L’épouse de notre gouverneur de Pont-Saint-Esprit – née demoiselle de
Saint-Paulet, je vous le rementois – envoyant un jour chercher provende
chez son boucher, celui-ci, qui avait fort à se plaindre de n’être point payé,
lui fit répondre qu’il n’avait plus qu’une seule viande à son service, mais de
celle-là, il voulait garder la propriété, ne lui en concédant que l’usage…
    — C’était là gausserie ignoble, dit Fogacer.
    — Et la dame, étant noble, s’en trouva fort offensée.
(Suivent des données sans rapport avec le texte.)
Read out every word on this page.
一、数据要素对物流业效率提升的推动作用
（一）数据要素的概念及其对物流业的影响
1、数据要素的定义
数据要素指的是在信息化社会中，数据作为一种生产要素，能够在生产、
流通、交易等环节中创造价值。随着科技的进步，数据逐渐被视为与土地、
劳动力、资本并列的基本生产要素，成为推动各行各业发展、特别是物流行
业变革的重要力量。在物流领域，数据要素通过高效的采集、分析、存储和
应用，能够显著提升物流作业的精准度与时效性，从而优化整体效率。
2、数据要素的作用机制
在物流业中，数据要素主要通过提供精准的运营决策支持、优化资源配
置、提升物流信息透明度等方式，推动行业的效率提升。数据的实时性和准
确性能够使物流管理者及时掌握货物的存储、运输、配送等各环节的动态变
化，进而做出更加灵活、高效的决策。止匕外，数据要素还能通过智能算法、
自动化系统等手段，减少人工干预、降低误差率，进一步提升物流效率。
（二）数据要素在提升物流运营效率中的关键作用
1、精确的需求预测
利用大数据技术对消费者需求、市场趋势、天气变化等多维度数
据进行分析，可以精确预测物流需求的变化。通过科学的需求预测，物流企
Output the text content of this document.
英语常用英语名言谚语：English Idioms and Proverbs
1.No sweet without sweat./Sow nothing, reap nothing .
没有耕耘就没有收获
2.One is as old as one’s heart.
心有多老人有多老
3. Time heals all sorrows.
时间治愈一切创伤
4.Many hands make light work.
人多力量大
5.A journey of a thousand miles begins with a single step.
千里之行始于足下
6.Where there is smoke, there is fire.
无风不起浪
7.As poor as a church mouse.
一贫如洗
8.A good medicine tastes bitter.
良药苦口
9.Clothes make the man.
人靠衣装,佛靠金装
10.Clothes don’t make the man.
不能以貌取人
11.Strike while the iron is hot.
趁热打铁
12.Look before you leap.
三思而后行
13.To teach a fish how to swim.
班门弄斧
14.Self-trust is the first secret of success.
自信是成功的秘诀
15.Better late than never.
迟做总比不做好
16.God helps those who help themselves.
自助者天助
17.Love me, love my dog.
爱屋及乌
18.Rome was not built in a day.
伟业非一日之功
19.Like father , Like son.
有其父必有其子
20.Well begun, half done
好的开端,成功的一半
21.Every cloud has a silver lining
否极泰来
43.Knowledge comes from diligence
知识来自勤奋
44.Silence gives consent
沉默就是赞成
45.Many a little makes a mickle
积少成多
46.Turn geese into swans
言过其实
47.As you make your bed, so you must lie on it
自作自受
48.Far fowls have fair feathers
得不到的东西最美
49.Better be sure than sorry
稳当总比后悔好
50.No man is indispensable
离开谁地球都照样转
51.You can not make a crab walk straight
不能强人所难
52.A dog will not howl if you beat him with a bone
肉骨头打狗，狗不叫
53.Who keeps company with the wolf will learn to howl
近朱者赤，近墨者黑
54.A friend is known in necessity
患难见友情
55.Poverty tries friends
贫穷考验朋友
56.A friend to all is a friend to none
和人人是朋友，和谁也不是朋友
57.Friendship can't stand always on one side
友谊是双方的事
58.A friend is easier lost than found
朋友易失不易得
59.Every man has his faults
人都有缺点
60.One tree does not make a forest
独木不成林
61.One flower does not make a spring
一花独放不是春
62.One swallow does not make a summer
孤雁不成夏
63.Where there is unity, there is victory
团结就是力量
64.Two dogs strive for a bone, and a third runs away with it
Sans tant languir, elle courut sus au manant et le tua en pleine boucherie de quatre
ou cinq coups de poignard.
    — Juste ciel !
    — Vous observerez, mon révérend abbé, qu’ayant des
parents aussi vaillants, notre présent Luynes ne l’est guère lui-même, évitant
toute querelle et, quand il est cité en duel, demandant à ses frères, Brantes ou
Cadenet, de se battre à sa place.
    — Nous savons cela.
    — Eh bien ! dis-je en levant les sourcils, que
voulez-vous savoir de plus ? Les trois frères furent en l’emploi de
Monsieur du Lude, qui les donna à Monsieur de la Varenne, qui les donna à notre
défunt roi, qui les donna à Louis, lequel aime beaucoup l’aîné, parce qu’il est
son oiseleur et dresse à merveille ses faucons.
    — C’est justement, dit Fogacer avec un petit brillement
de l’œil, c’est justement sur cette grande amitié que le roi porte à Luynes que
nous aimerions en savoir plus.
    Là-dessus, je laissai tomber un froidureux silence et
regardant Fogacer œil à œil et haussant le bec, je lui dis avec raideur :
    — Mon révérend abbé, je ne fais pas de contes hors du
Louvre sur le roi.
    — J’attendais ce refus abrupt, dit Fogacer avec un
sourire, n’étant pas sans connaître votre absolu dévouement pour le petit roi.
Considérez, cependant, mon fils, qu’une réponse, en l’occurrence, le pourrait
mieux servir qu’un refus de répondre.
    — Comment cela ?
    — Par exemple, si je vous nommais les gens qui se
posent la question et les raisons qu’ils ont de se la poser, ne pensez-vous pas
que ce savoir pourrait être utile à celui que vous servez ?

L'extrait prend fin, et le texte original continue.